Western Circle is a lending institution providing short term credit in the UK under various trading names. As a company practicing the FCA’s strict regulations, we continue to learn from past cases of misconduct in the UK.
We will now look at one of the famous cases of LIBOR rigging in the banking sector. In 2013, a great many scandals in the area came to light. It was clear that banking officials were bending the rules to accommodate their needs. For the UK economy, that meant catastrophic problems. Since the UK taxpayers had funded many of the banks, it was infuriating to see that the banks were disregarding the rules.
Case study: RBS, or, Royal Bank of Scotland LIBOR rigging (2013)
The LIBOR rate determines what rate of interest banks have to pay when they borrow money from each other. Economic experts set the rate, and nobody else should tamper with it. During 2013, there were many cases in which banking groups have manipulated the rate to better serve themselves. One such bank was the Royal Bank of Scotland – a company that was once famous for offering affordable cash loans.
In 2010, the banking group involved itself in a series of rate rigging cases. The effect of these cases meant worrying things for the economy overall. Two years earlier, the British public had effectively paid for the stabilisation of the company. Millions in taxpayers’ money had stopped the bank from folding. In the same year, taxpayer’s still owned over 80% of the bank. Once an affordable lender, the bank had began to use illicit methods to ensure that it had the right funds. Their actions were against the basic Principles of the FSA, which is why the regulator chose to take action.
According to the review from the FSA, the authority found cases of ‘widespread misconduct‘ within the bank. Investigators believe that this latest rigging scandal took place over a four-year period. The earliest case was back in 2006 and the latest was in 2010. The bank was also guilty of manipulating a great many foreign currencies, including the yen. Experts believe that this rigging plot continued even after the regulators launched their investigation.
Since the period of misconduct was so long, some financial experts believe that the authorities were slow.

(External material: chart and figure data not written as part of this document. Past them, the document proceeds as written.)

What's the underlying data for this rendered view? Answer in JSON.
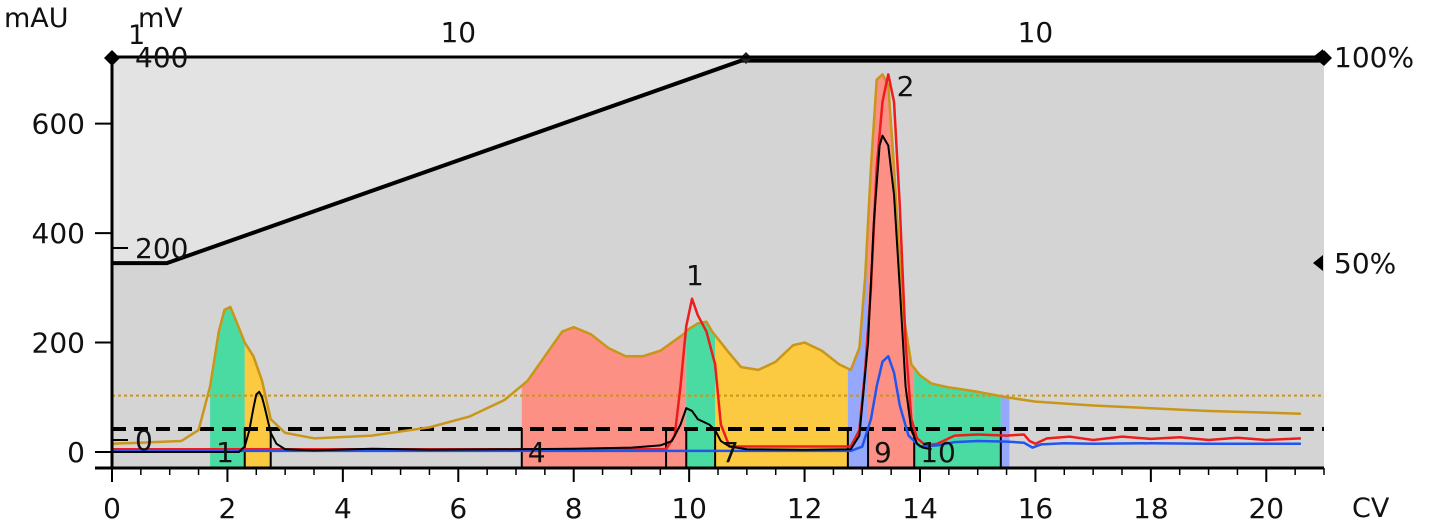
{
  "chart_data": {
    "type": "line",
    "title": "",
    "colors": {
      "plot_bg": "#d4d4d4",
      "gradient_fill": "#e3e3e3",
      "fraction_green": "#3ddb9d",
      "fraction_yellow": "#ffc933",
      "fraction_red": "#ff8a7d",
      "fraction_blue": "#8fa4ff",
      "gold_trace": "#c9961a",
      "red_trace": "#ee1c1c",
      "blue_trace": "#2255ee",
      "black_trace": "#000000"
    },
    "axes": {
      "x": {
        "label": "CV",
        "range": [
          0,
          21
        ],
        "ticks": [
          "0",
          "2",
          "4",
          "6",
          "8",
          "10",
          "12",
          "14",
          "16",
          "18",
          "20"
        ]
      },
      "y_left": {
        "label": "mAU",
        "range": [
          -30,
          730
        ],
        "ticks": [
          "0",
          "200",
          "400",
          "600"
        ]
      },
      "y_left2": {
        "label": "mV",
        "ticks": [
          "0",
          "200",
          "400"
        ]
      },
      "y_right": {
        "ticks": [
          "50%",
          "100%"
        ]
      },
      "grid": false
    },
    "top_labels": {
      "first": "1",
      "segments": [
        {
          "text": "10",
          "x": 6
        },
        {
          "text": "10",
          "x": 16
        }
      ]
    },
    "gradient": [
      [
        0,
        345
      ],
      [
        0.95,
        345
      ],
      [
        10.9,
        715
      ],
      [
        21,
        715
      ]
    ],
    "thresholds": [
      {
        "name": "gold dotted",
        "y": 103,
        "style": "dotted"
      },
      {
        "name": "black dashed",
        "y": 42,
        "style": "dashed"
      }
    ],
    "fractions": [
      {
        "label": "1",
        "start": 1.7,
        "end": 2.3,
        "color": "green"
      },
      {
        "label": "",
        "start": 2.3,
        "end": 2.75,
        "color": "yellow"
      },
      {
        "label": "4",
        "start": 7.1,
        "end": 9.6,
        "color": "red"
      },
      {
        "label": "",
        "start": 9.6,
        "end": 9.95,
        "color": "red"
      },
      {
        "label": "",
        "start": 9.95,
        "end": 10.45,
        "color": "green"
      },
      {
        "label": "7",
        "start": 10.45,
        "end": 12.75,
        "color": "yellow"
      },
      {
        "label": "",
        "start": 12.75,
        "end": 13.1,
        "color": "blue"
      },
      {
        "label": "9",
        "start": 13.1,
        "end": 13.9,
        "color": "red"
      },
      {
        "label": "10",
        "start": 13.9,
        "end": 15.4,
        "color": "green"
      },
      {
        "label": "",
        "start": 15.4,
        "end": 15.55,
        "color": "blue"
      }
    ],
    "peak_labels": [
      {
        "text": "1",
        "x": 10.1,
        "y": 320
      },
      {
        "text": "2",
        "x": 13.75,
        "y": 665
      }
    ],
    "series": [
      {
        "color": "gold",
        "x": [
          0,
          1.2,
          1.5,
          1.7,
          1.85,
          1.95,
          2.05,
          2.15,
          2.3,
          2.45,
          2.6,
          2.75,
          3,
          3.5,
          4.5,
          5.5,
          6.2,
          6.8,
          7.2,
          7.5,
          7.8,
          8,
          8.3,
          8.6,
          8.9,
          9.2,
          9.5,
          9.7,
          9.9,
          10,
          10.15,
          10.3,
          10.4,
          10.55,
          10.7,
          10.9,
          11.2,
          11.5,
          11.8,
          12,
          12.3,
          12.6,
          12.8,
          12.95,
          13.05,
          13.15,
          13.25,
          13.35,
          13.45,
          13.55,
          13.7,
          13.85,
          14,
          14.2,
          14.5,
          15,
          15.5,
          16,
          17,
          18,
          19,
          20,
          20.6
        ],
        "y": [
          15,
          20,
          40,
          120,
          220,
          260,
          265,
          240,
          200,
          175,
          130,
          60,
          35,
          25,
          30,
          45,
          65,
          95,
          130,
          175,
          220,
          228,
          215,
          190,
          175,
          175,
          185,
          200,
          215,
          225,
          235,
          238,
          220,
          200,
          180,
          155,
          150,
          165,
          195,
          200,
          185,
          160,
          150,
          190,
          320,
          520,
          680,
          690,
          670,
          520,
          260,
          160,
          140,
          125,
          118,
          110,
          100,
          92,
          85,
          80,
          75,
          72,
          70
        ]
      },
      {
        "color": "red",
        "x": [
          0,
          9.6,
          9.75,
          9.85,
          9.95,
          10.05,
          10.15,
          10.3,
          10.45,
          10.55,
          10.7,
          12.8,
          12.95,
          13.05,
          13.15,
          13.25,
          13.35,
          13.45,
          13.55,
          13.65,
          13.75,
          13.85,
          13.95,
          14.1,
          14.3,
          14.6,
          15,
          15.5,
          15.8,
          15.9,
          16,
          16.2,
          16.6,
          17,
          17.5,
          18,
          18.5,
          19,
          19.5,
          20,
          20.6
        ],
        "y": [
          5,
          5,
          30,
          120,
          230,
          280,
          250,
          220,
          160,
          50,
          10,
          10,
          40,
          150,
          300,
          520,
          640,
          690,
          640,
          450,
          200,
          60,
          25,
          12,
          15,
          30,
          32,
          30,
          32,
          20,
          15,
          25,
          28,
          22,
          28,
          24,
          27,
          22,
          26,
          22,
          25
        ]
      },
      {
        "color": "blue",
        "x": [
          0,
          12.8,
          13.0,
          13.15,
          13.25,
          13.35,
          13.45,
          13.55,
          13.65,
          13.8,
          14.0,
          14.3,
          14.6,
          15,
          15.5,
          15.8,
          15.95,
          16.1,
          16.5,
          17,
          18,
          19,
          20,
          20.6
        ],
        "y": [
          2,
          2,
          10,
          60,
          120,
          165,
          175,
          145,
          85,
          30,
          10,
          12,
          18,
          20,
          19,
          17,
          8,
          14,
          16,
          15,
          16,
          15,
          15,
          15
        ]
      },
      {
        "color": "black",
        "x": [
          0,
          2.2,
          2.3,
          2.38,
          2.45,
          2.5,
          2.55,
          2.6,
          2.65,
          2.75,
          2.85,
          3,
          3.5,
          4.5,
          5.5,
          7,
          8,
          9,
          9.5,
          9.7,
          9.85,
          9.95,
          10.05,
          10.15,
          10.25,
          10.35,
          10.45,
          10.55,
          10.7,
          11,
          12,
          12.8,
          12.95,
          13.1,
          13.2,
          13.3,
          13.35,
          13.45,
          13.55,
          13.65,
          13.75,
          13.85,
          13.95,
          14.05,
          14.2
        ],
        "y": [
          0,
          0,
          10,
          40,
          80,
          105,
          110,
          100,
          80,
          35,
          15,
          5,
          3,
          6,
          4,
          5,
          6,
          8,
          12,
          20,
          50,
          80,
          75,
          60,
          55,
          50,
          40,
          20,
          10,
          5,
          4,
          5,
          30,
          200,
          420,
          560,
          578,
          560,
          470,
          300,
          120,
          40,
          15,
          8,
          5
        ]
      }
    ]
  }
}
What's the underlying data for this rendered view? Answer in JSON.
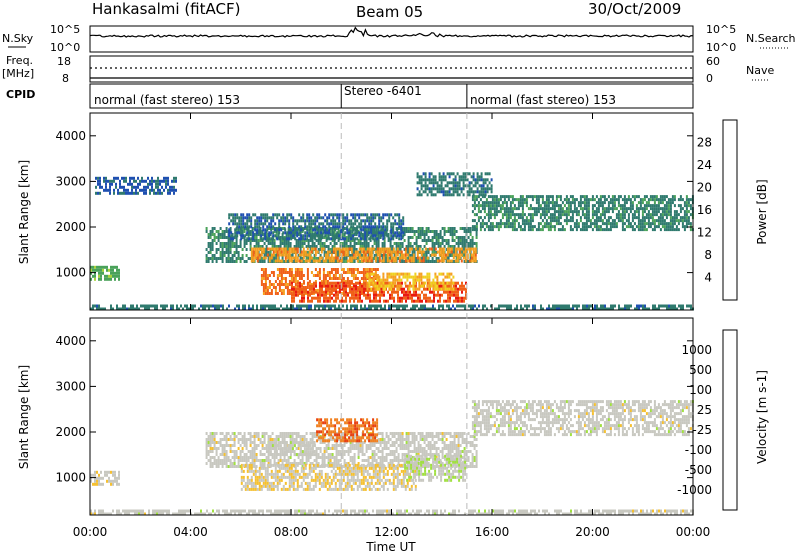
{
  "header": {
    "station": "Hankasalmi (fitACF)",
    "beam": "Beam 05",
    "date": "30/Oct/2009"
  },
  "nsky_panel": {
    "left_label": "N.Sky",
    "right_label": "N.Search",
    "left_ticks": [
      "10^5",
      "10^0"
    ],
    "right_ticks": [
      "10^5",
      "10^0"
    ]
  },
  "freq_panel": {
    "left_label_1": "Freq.",
    "left_label_2": "[MHz]",
    "left_ticks": [
      "18",
      "8"
    ],
    "right_ticks": [
      "60",
      "0"
    ],
    "right_label": "Nave",
    "cpid_label": "CPID"
  },
  "cpid_segments": [
    {
      "label": "normal (fast stereo) 153",
      "start_hour": 0,
      "end_hour": 10.0
    },
    {
      "label": "Stereo -6401",
      "start_hour": 10.0,
      "end_hour": 15.0
    },
    {
      "label": "normal (fast stereo) 153",
      "start_hour": 15.0,
      "end_hour": 24.0
    }
  ],
  "power_panel": {
    "ylabel": "Slant Range [km]",
    "yticks": [
      "1000",
      "2000",
      "3000",
      "4000"
    ],
    "colorbar_label": "Power [dB]",
    "colorbar_ticks": [
      "4",
      "8",
      "12",
      "16",
      "20",
      "24",
      "28"
    ],
    "colors": [
      "#0000ff",
      "#1e4fb0",
      "#2f7a6e",
      "#4aa25a",
      "#a8d23a",
      "#f0d020",
      "#f5a020",
      "#f06018",
      "#e81a10"
    ]
  },
  "velocity_panel": {
    "ylabel": "Slant Range [km]",
    "yticks": [
      "1000",
      "2000",
      "3000",
      "4000"
    ],
    "colorbar_label": "Velocity [m s-1]",
    "colorbar_ticks": [
      "1000",
      "500",
      "100",
      "25",
      "-25",
      "-100",
      "-500",
      "-1000"
    ],
    "colors": [
      "#2040c0",
      "#2f6a6a",
      "#3aa040",
      "#a0e040",
      "#c8c8c0",
      "#f5c030",
      "#f08020",
      "#e84010",
      "#e81010"
    ]
  },
  "x_axis": {
    "ticks": [
      "00:00",
      "04:00",
      "08:00",
      "12:00",
      "16:00",
      "20:00",
      "00:00"
    ],
    "label": "Time UT"
  },
  "chart_data": {
    "type": "heatmap",
    "title": "Hankasalmi (fitACF)",
    "subtitle": "Beam 05",
    "date": "30/Oct/2009",
    "xlabel": "Time UT",
    "ylabel": "Slant Range [km]",
    "xlim": [
      0,
      24
    ],
    "ylim": [
      180,
      4500
    ],
    "panels": [
      {
        "name": "Power",
        "unit": "dB",
        "color_range": [
          0,
          30
        ],
        "regions": [
          {
            "t": [
              0,
              1.2
            ],
            "r": [
              850,
              1150
            ],
            "value": 12
          },
          {
            "t": [
              0,
              24
            ],
            "r": [
              200,
              300
            ],
            "value": 8
          },
          {
            "t": [
              4.6,
              15.4
            ],
            "r": [
              1200,
              2000
            ],
            "value": 9
          },
          {
            "t": [
              5.5,
              12.5
            ],
            "r": [
              1700,
              2300
            ],
            "value": 7
          },
          {
            "t": [
              6.4,
              15.4
            ],
            "r": [
              1200,
              1550
            ],
            "value": 22
          },
          {
            "t": [
              6.8,
              11.5
            ],
            "r": [
              500,
              1100
            ],
            "value": 24
          },
          {
            "t": [
              8.0,
              15.0
            ],
            "r": [
              350,
              800
            ],
            "value": 26
          },
          {
            "t": [
              11.0,
              14.5
            ],
            "r": [
              600,
              1000
            ],
            "value": 20
          },
          {
            "t": [
              15.2,
              24
            ],
            "r": [
              1900,
              2700
            ],
            "value": 9
          },
          {
            "t": [
              13.0,
              16.0
            ],
            "r": [
              2700,
              3200
            ],
            "value": 8
          },
          {
            "t": [
              0.2,
              3.5
            ],
            "r": [
              2700,
              3100
            ],
            "value": 6
          }
        ]
      },
      {
        "name": "Velocity",
        "unit": "m s-1",
        "color_range": [
          -1000,
          1000
        ],
        "regions": [
          {
            "t": [
              0,
              24
            ],
            "r": [
              200,
              300
            ],
            "value": 0
          },
          {
            "t": [
              4.6,
              15.4
            ],
            "r": [
              1200,
              2000
            ],
            "value": 0
          },
          {
            "t": [
              15.2,
              24
            ],
            "r": [
              1900,
              2700
            ],
            "value": 0
          },
          {
            "t": [
              6.0,
              13.0
            ],
            "r": [
              700,
              1300
            ],
            "value": -90
          },
          {
            "t": [
              9.0,
              11.5
            ],
            "r": [
              1800,
              2300
            ],
            "value": -500
          },
          {
            "t": [
              12.5,
              15.0
            ],
            "r": [
              900,
              1500
            ],
            "value": 60
          },
          {
            "t": [
              0,
              1.2
            ],
            "r": [
              850,
              1150
            ],
            "value": -40
          },
          {
            "t": [
              7.0,
              9.0
            ],
            "r": [
              1500,
              1800
            ],
            "value": 30
          }
        ]
      }
    ]
  }
}
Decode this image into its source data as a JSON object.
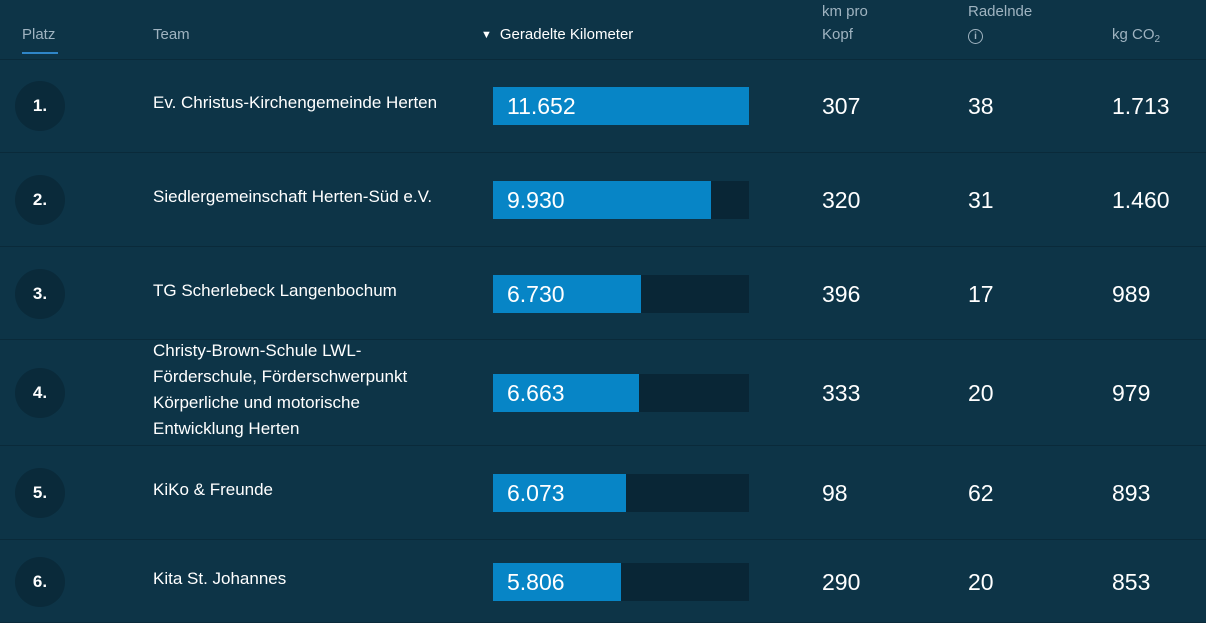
{
  "header": {
    "platz": "Platz",
    "team": "Team",
    "km": "Geradelte Kilometer",
    "km_pro_kopf": "km pro Kopf",
    "radelnde": "Radelnde",
    "co2_prefix": "kg CO",
    "co2_sub": "2"
  },
  "colors": {
    "background": "#0d3447",
    "bar_fill": "#0785c6",
    "bar_track": "#092636",
    "active_underline": "#2f86c8"
  },
  "rows": [
    {
      "rank": "1.",
      "team": "Ev. Christus-Kirchengemeinde Herten",
      "km": "11.652",
      "km_value": 11652,
      "km_pro_kopf": "307",
      "radelnde": "38",
      "co2": "1.713"
    },
    {
      "rank": "2.",
      "team": "Siedlergemeinschaft Herten-Süd e.V.",
      "km": "9.930",
      "km_value": 9930,
      "km_pro_kopf": "320",
      "radelnde": "31",
      "co2": "1.460"
    },
    {
      "rank": "3.",
      "team": "TG Scherlebeck Langenbochum",
      "km": "6.730",
      "km_value": 6730,
      "km_pro_kopf": "396",
      "radelnde": "17",
      "co2": "989"
    },
    {
      "rank": "4.",
      "team": "Christy-Brown-Schule LWL-Förderschule, Förderschwerpunkt Körperliche und motorische Entwicklung Herten",
      "km": "6.663",
      "km_value": 6663,
      "km_pro_kopf": "333",
      "radelnde": "20",
      "co2": "979"
    },
    {
      "rank": "5.",
      "team": "KiKo & Freunde",
      "km": "6.073",
      "km_value": 6073,
      "km_pro_kopf": "98",
      "radelnde": "62",
      "co2": "893"
    },
    {
      "rank": "6.",
      "team": "Kita St. Johannes",
      "km": "5.806",
      "km_value": 5806,
      "km_pro_kopf": "290",
      "radelnde": "20",
      "co2": "853"
    }
  ]
}
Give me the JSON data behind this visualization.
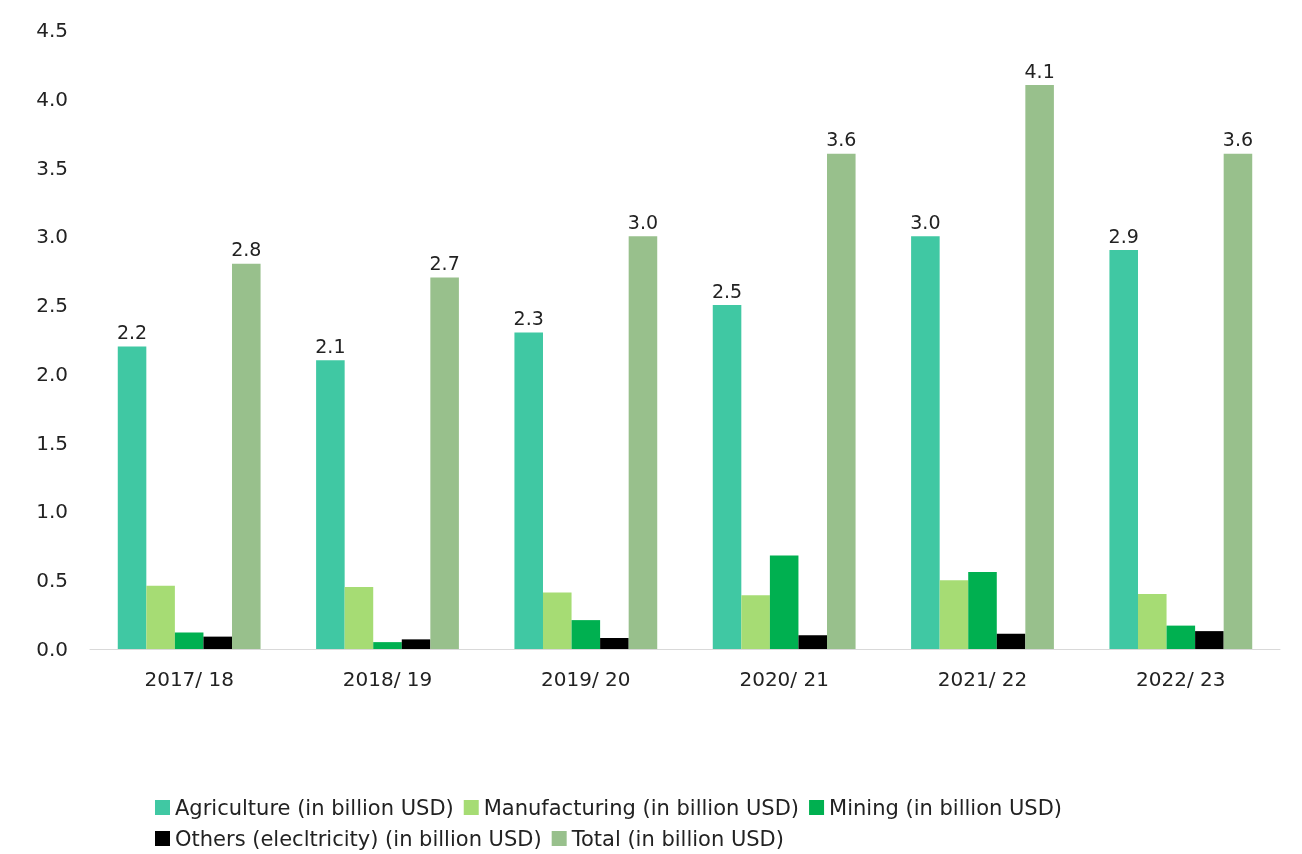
{
  "chart_data": {
    "type": "bar",
    "categories": [
      "2017/ 18",
      "2018/ 19",
      "2019/ 20",
      "2020/ 21",
      "2021/ 22",
      "2022/ 23"
    ],
    "series": [
      {
        "name": "Agriculture (in billion USD)",
        "color": "#40c8a3",
        "values": [
          2.2,
          2.1,
          2.3,
          2.5,
          3.0,
          2.9
        ],
        "value_labels": [
          "2.2",
          "2.1",
          "2.3",
          "2.5",
          "3.0",
          "2.9"
        ]
      },
      {
        "name": "Manufacturing (in billion USD)",
        "color": "#a6dc74",
        "values": [
          0.46,
          0.45,
          0.41,
          0.39,
          0.5,
          0.4
        ]
      },
      {
        "name": "Mining (in billion USD)",
        "color": "#00b050",
        "values": [
          0.12,
          0.05,
          0.21,
          0.68,
          0.56,
          0.17
        ]
      },
      {
        "name": "Others (elecltricity) (in billion USD)",
        "color": "#000000",
        "values": [
          0.09,
          0.07,
          0.08,
          0.1,
          0.11,
          0.13
        ]
      },
      {
        "name": "Total (in billion USD)",
        "color": "#98c08c",
        "values": [
          2.8,
          2.7,
          3.0,
          3.6,
          4.1,
          3.6
        ],
        "value_labels": [
          "2.8",
          "2.7",
          "3.0",
          "3.6",
          "4.1",
          "3.6"
        ]
      }
    ],
    "ylim": [
      0,
      4.5
    ],
    "yticks": [
      {
        "value": 0,
        "label": "0.0"
      },
      {
        "value": 0.5,
        "label": "0.5"
      },
      {
        "value": 1,
        "label": "1.0"
      },
      {
        "value": 1.5,
        "label": "1.5"
      },
      {
        "value": 2,
        "label": "2.0"
      },
      {
        "value": 2.5,
        "label": "2.5"
      },
      {
        "value": 3,
        "label": "3.0"
      },
      {
        "value": 3.5,
        "label": "3.5"
      },
      {
        "value": 4,
        "label": "4.0"
      },
      {
        "value": 4.5,
        "label": "4.5"
      }
    ],
    "grid": false,
    "legend": "bottom"
  }
}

They had chances to intervene earlier, yet avoided doing so. There were many warning signs that alluded to the fact that the bank officials were not 100% legitimate. Experts believe that the regulatory bodies should have tighter sanctions when it comes to LIBOR rates. If officials are able to rig the rates, they can control the financial world. The watchdogs are there to ensure that these instances don’t happen. It is paramount that the regulators put in place monitoring systems so that they can keep control of this field.
Penalties and fines
Rather unsurprisingly, the bank executives decided to cooperate with the regulators early. That entitled them to a 30% reduction of their total fees. Before the discount, the fee was set at £125 million. Tracey McDermott, the watchdog’s head of enforcement, spoke out against the bank. She made it clear that the misconduct was one which the regulators were not ready to tolerate. Despite the FSA’s powerful stance, many people believed that their fine should have been higher than it was.
The Royal Bank of Scotland had to face a multitude of other fines and penalties. The total cost of the fines came to £390 million. The bank had not been stable in recent years, which meant that this blow posed a significant threat to it. The US Commodity Futures Trading Commission (CFTC) fined the bank to the sum of £208 million for the rigging scandal. John Hourican, the head of the investment banking department, stepped down following the review. The company also faced penalties from the US Department of Justice. Since the scandal, there have been some measures to try to prevent cases like this one. Despite that fact, the regulatory bodies have a duty to do more to protect the financial state of the UK.